I am proud to report that at Montserrat College of Art in Beverly, our community bucked the trend. During a semester when some colleges were corralling students away from crowded gatherings, the Montserrat community stayed vigilant about mask-wearing, hand-washing, social distancing and remaining focused. With 30% of Montserrat classes being offered online, the majority of students attended safely distanced, in-person classes and were able to continue their paths toward graduation. This semester proved what we already knew to be true -- our students prefer being in the classroom and studio spaces. Through a student feedback survey, we found 46.5% of our upperclassmen prefer only one or two remote classes in an ideal spring 2021 schedule and 58.7% of our freshmen prefer a fully in-person studio course.
This is not just good news for our small community of just under 500 students, staff and faculty. It has been good news for Beverly as well. Montserrat is located in the middle of the downtown and our students walk between campus buildings, shop at local stores, and buy takeout coffee, pizza, sandwiches and a variety of other goods from our local businesses. Montserrat has been an exceptional exception to the bad news delivered daily. With a more than 80% residential community, higher than most institutions -- it worked. Montserrat experienced only one case of COVID-19 in campus housing and no subsequent spread. We have an entire winter and spring session to get through to call it a success, but our initial experience shows that it can work. It only works if the entire community takes the risks and safety of others seriously.
Perhaps it is due to the creativity of our community, and the ability of students to focus deeply on their making, or their gratitude at being able to go into the Fabrication Lab and design and create something on a 3-D printer, or creating a 2-D object on the vinyl cutter.
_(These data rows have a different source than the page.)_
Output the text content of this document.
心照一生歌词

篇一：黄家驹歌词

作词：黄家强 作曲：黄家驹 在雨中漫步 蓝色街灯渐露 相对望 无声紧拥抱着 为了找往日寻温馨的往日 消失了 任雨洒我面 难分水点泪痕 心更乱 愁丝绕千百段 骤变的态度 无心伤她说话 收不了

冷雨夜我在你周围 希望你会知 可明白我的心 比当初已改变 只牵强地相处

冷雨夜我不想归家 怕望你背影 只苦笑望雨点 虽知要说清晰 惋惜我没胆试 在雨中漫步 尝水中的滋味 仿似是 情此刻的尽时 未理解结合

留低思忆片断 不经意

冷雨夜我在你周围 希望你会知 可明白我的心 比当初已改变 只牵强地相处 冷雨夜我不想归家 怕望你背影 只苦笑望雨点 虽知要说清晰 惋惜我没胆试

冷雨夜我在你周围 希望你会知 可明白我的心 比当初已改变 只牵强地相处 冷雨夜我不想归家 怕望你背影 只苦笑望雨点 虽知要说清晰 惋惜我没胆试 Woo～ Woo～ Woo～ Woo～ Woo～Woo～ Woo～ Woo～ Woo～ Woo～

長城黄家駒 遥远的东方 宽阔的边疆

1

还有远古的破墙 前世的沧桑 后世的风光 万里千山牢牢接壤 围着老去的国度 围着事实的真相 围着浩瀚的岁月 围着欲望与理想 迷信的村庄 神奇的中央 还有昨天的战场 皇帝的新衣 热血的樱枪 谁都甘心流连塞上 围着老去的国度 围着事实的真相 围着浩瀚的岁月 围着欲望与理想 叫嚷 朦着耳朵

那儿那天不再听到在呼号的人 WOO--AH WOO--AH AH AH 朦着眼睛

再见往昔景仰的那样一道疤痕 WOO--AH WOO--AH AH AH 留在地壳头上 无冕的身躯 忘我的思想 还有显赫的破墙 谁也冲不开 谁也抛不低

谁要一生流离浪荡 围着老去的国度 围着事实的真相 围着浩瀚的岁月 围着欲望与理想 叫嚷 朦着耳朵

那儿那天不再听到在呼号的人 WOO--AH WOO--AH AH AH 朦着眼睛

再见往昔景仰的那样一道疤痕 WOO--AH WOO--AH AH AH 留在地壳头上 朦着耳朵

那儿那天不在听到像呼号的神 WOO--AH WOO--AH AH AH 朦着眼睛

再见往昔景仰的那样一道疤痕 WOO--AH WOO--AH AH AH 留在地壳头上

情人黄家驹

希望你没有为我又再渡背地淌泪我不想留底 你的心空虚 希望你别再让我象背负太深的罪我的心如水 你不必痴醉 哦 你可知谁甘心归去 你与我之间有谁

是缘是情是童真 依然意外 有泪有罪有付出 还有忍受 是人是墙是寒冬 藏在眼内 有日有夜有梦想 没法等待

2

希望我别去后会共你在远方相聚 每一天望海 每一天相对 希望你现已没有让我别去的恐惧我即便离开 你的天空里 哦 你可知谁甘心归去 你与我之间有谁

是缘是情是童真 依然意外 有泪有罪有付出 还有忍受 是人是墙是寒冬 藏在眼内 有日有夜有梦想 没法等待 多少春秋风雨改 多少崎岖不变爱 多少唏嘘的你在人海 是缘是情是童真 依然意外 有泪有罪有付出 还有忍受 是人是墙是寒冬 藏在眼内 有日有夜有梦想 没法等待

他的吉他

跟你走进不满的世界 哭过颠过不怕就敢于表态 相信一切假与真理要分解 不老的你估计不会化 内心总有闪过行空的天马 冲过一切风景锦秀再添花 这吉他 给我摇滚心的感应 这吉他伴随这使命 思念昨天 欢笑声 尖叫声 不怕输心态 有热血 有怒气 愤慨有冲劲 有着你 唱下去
It could have been the extra assistance offered individually to lend an ear when stresses took hold. Maybe it was the encouragement from a faculty whose continued joy at being able to teach, never seems to wane as fresh crops of students enter their orbit to both learn and share fresh ideas, which keep our faculty invigorated. Maybe it was a staff member going above and beyond by reaching out and making sure students and faculty had what they needed in and out of the studio or office. I tend to think it is all of it coming together. The fall and early winter showed us the importance and meaning of real community.
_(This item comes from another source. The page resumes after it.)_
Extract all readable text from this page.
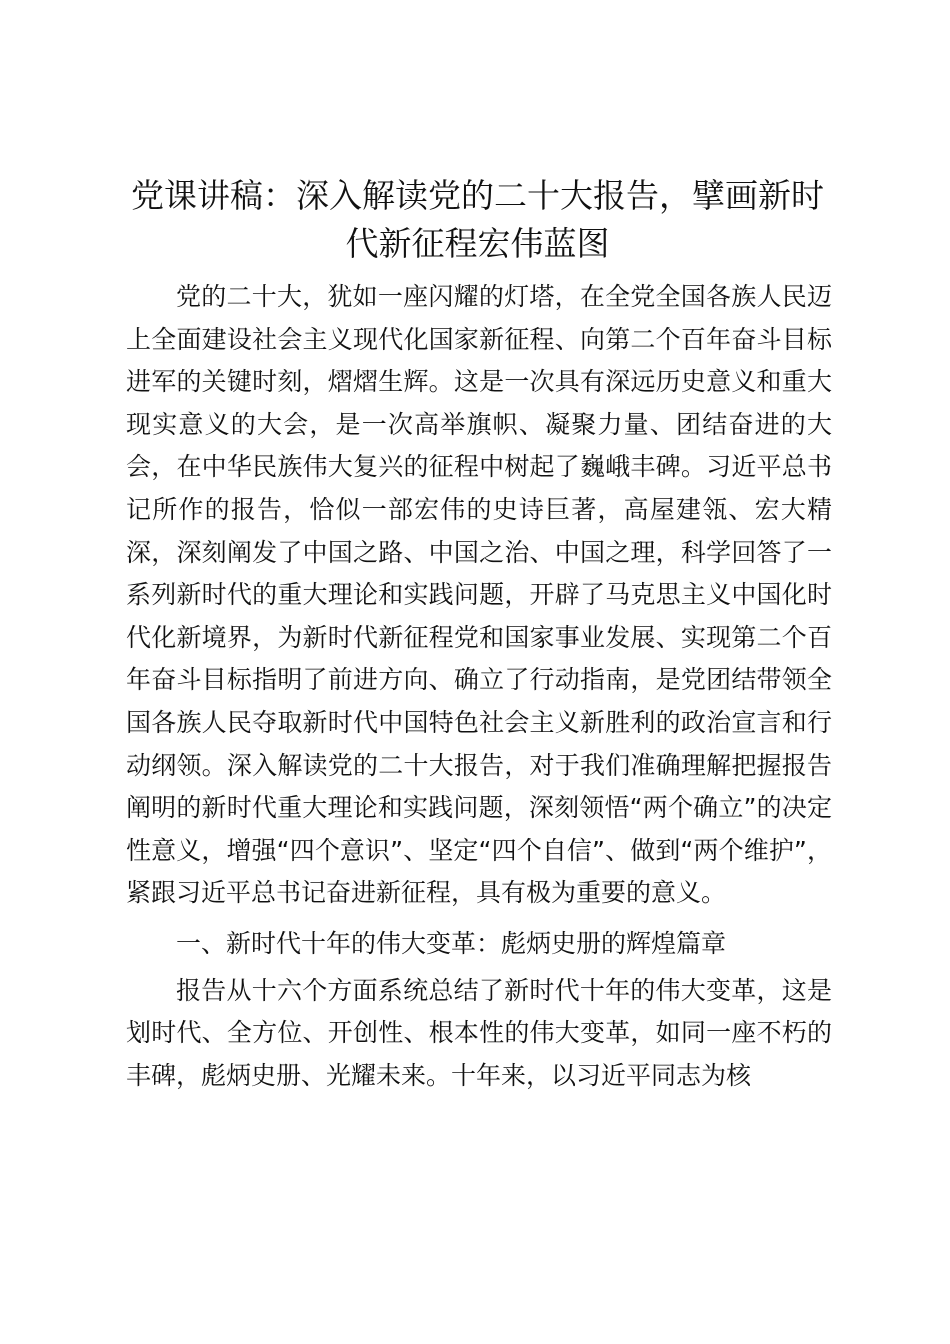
党课讲稿：深入解读党的二十大报告，擘画新时代新征程宏伟蓝图

党的二十大，犹如一座闪耀的灯塔，在全党全国各族人民迈上全面建设社会主义现代化国家新征程、向第二个百年奋斗目标进军的关键时刻，熠熠生辉。这是一次具有深远历史意义和重大现实意义的大会，是一次高举旗帜、凝聚力量、团结奋进的大会，在中华民族伟大复兴的征程中树起了巍峨丰碑。习近平总书记所作的报告，恰似一部宏伟的史诗巨著，高屋建瓴、宏大精深，深刻阐发了中国之路、中国之治、中国之理，科学回答了一系列新时代的重大理论和实践问题，开辟了马克思主义中国化时代化新境界，为新时代新征程党和国家事业发展、实现第二个百年奋斗目标指明了前进方向、确立了行动指南，是党团结带领全国各族人民夺取新时代中国特色社会主义新胜利的政治宣言和行动纲领。深入解读党的二十大报告，对于我们准确理解把握报告阐明的新时代重大理论和实践问题，深刻领悟“两个确立”的决定性意义，增强“四个意识”、坚定“四个自信”、做到“两个维护”，紧跟习近平总书记奋进新征程，具有极为重要的意义。

一、新时代十年的伟大变革：彪炳史册的辉煌篇章

报告从十六个方面系统总结了新时代十年的伟大变革，这是划时代、全方位、开创性、根本性的伟大变革，如同一座不朽的丰碑，彪炳史册、光耀未来。十年来，以习近平同志为核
The spirit of creativity and camaraderie in our community, it seems, was heightened by the challenge. Our retention rate from last spring to this fall was at more than 90% as students were eager to return to school, even after a shutdown last March. This winter, we are again looking at high retention rates as our community of creators plans to return in late January.
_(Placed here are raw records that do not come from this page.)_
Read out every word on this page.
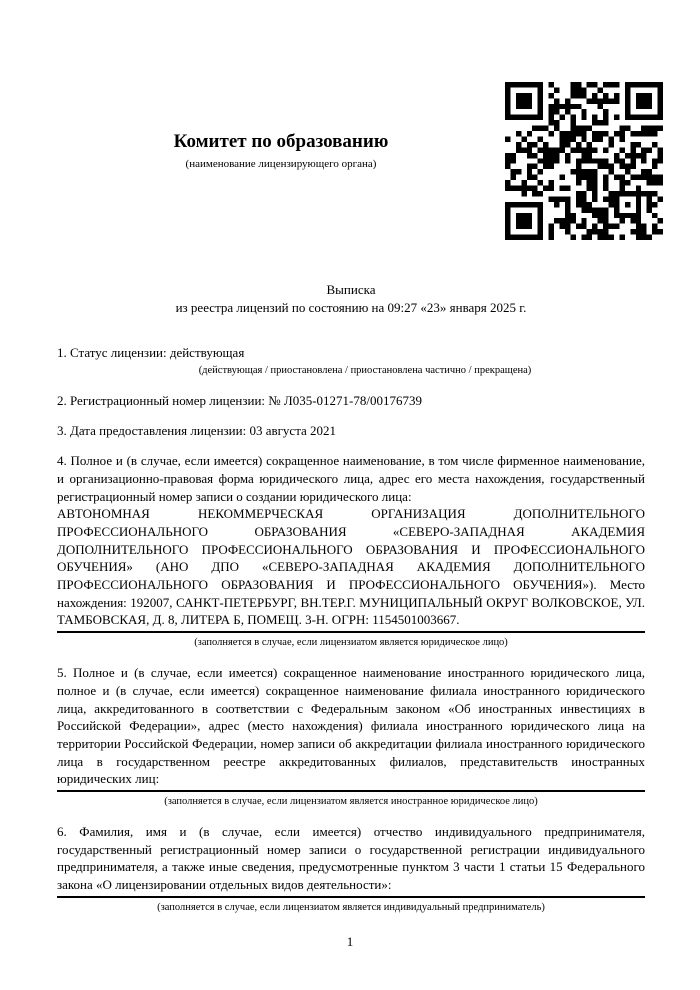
Комитет по образованию
(наименование лицензирующего органа)
Выписка
из реестра лицензий по состоянию на 09:27 «23» января 2025 г.

1. Статус лицензии: действующая

(действующая / приостановлена / приостановлена частично / прекращена)

2. Регистрационный номер лицензии: № Л035-01271-78/00176739

3. Дата предоставления лицензии: 03 августа 2021

4. Полное и (в случае, если имеется) сокращенное наименование, в том числе фирменное наименование, и организационно-правовая форма юридического лица, адрес его места нахождения, государственный регистрационный номер записи о создании юридического лица:

АВТОНОМНАЯ НЕКОММЕРЧЕСКАЯ ОРГАНИЗАЦИЯ ДОПОЛНИТЕЛЬНОГО ПРОФЕССИОНАЛЬНОГО ОБРАЗОВАНИЯ «СЕВЕРО-ЗАПАДНАЯ АКАДЕМИЯ ДОПОЛНИТЕЛЬНОГО ПРОФЕССИОНАЛЬНОГО ОБРАЗОВАНИЯ И ПРОФЕССИОНАЛЬНОГО ОБУЧЕНИЯ» (АНО ДПО «СЕВЕРО-ЗАПАДНАЯ АКАДЕМИЯ ДОПОЛНИТЕЛЬНОГО ПРОФЕССИОНАЛЬНОГО ОБРАЗОВАНИЯ И ПРОФЕССИОНАЛЬНОГО ОБУЧЕНИЯ»). Место нахождения: 192007, САНКТ-ПЕТЕРБУРГ, ВН.ТЕР.Г. МУНИЦИПАЛЬНЫЙ ОКРУГ ВОЛКОВСКОЕ, УЛ. ТАМБОВСКАЯ, Д. 8, ЛИТЕРА Б, ПОМЕЩ. 3-Н. ОГРН: 1154501003667.

(заполняется в случае, если лицензиатом является юридическое лицо)

5. Полное и (в случае, если имеется) сокращенное наименование иностранного юридического лица, полное и (в случае, если имеется) сокращенное наименование филиала иностранного юридического лица, аккредитованного в соответствии с Федеральным законом «Об иностранных инвестициях в Российской Федерации», адрес (место нахождения) филиала иностранного юридического лица на территории Российской Федерации, номер записи об аккредитации филиала иностранного юридического лица в государственном реестре аккредитованных филиалов, представительств иностранных юридических лиц:

(заполняется в случае, если лицензиатом является иностранное юридическое лицо)

6. Фамилия, имя и (в случае, если имеется) отчество индивидуального предпринимателя, государственный регистрационный номер записи о государственной регистрации индивидуального предпринимателя, а также иные сведения, предусмотренные пунктом 3 части 1 статьи 15 Федерального закона «О лицензировании отдельных видов деятельности»:

(заполняется в случае, если лицензиатом является индивидуальный предприниматель)
1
We supported artists, designers and cultural life on the North Shore at a higher level than ever. This included 35 artists giving talks or special presentations, 15 events including a workshop live from the Kroller-Muller Museum in the Netherlands, 15 gallery exhibitions (including three staged by our students in Bare Gallery, and four recorded Process and Practice interviews that I conducted; all of which are documented and available on the college’s website.
As president, I would like to offer my thanks to our community of students, faculty and staff for doing all they did to keep everyone safe. But I would also like to offer my gratitude to our external community, including the city’s extremely capable and efficient health department, for helping us to get where we are today -- looking toward a bright new semester.
We came together to celebrate our creative lives in the midst of circumstances that made that extremely difficult. It is the spirit and the DNA of this special place that sits in the middle of Beverly. Our community is a special place of makers made stronger by our external bonds to the North Shore and the creative energy of this wonderful part of our country. We must stay vigilant and with the same effort and dedication ... I know we can.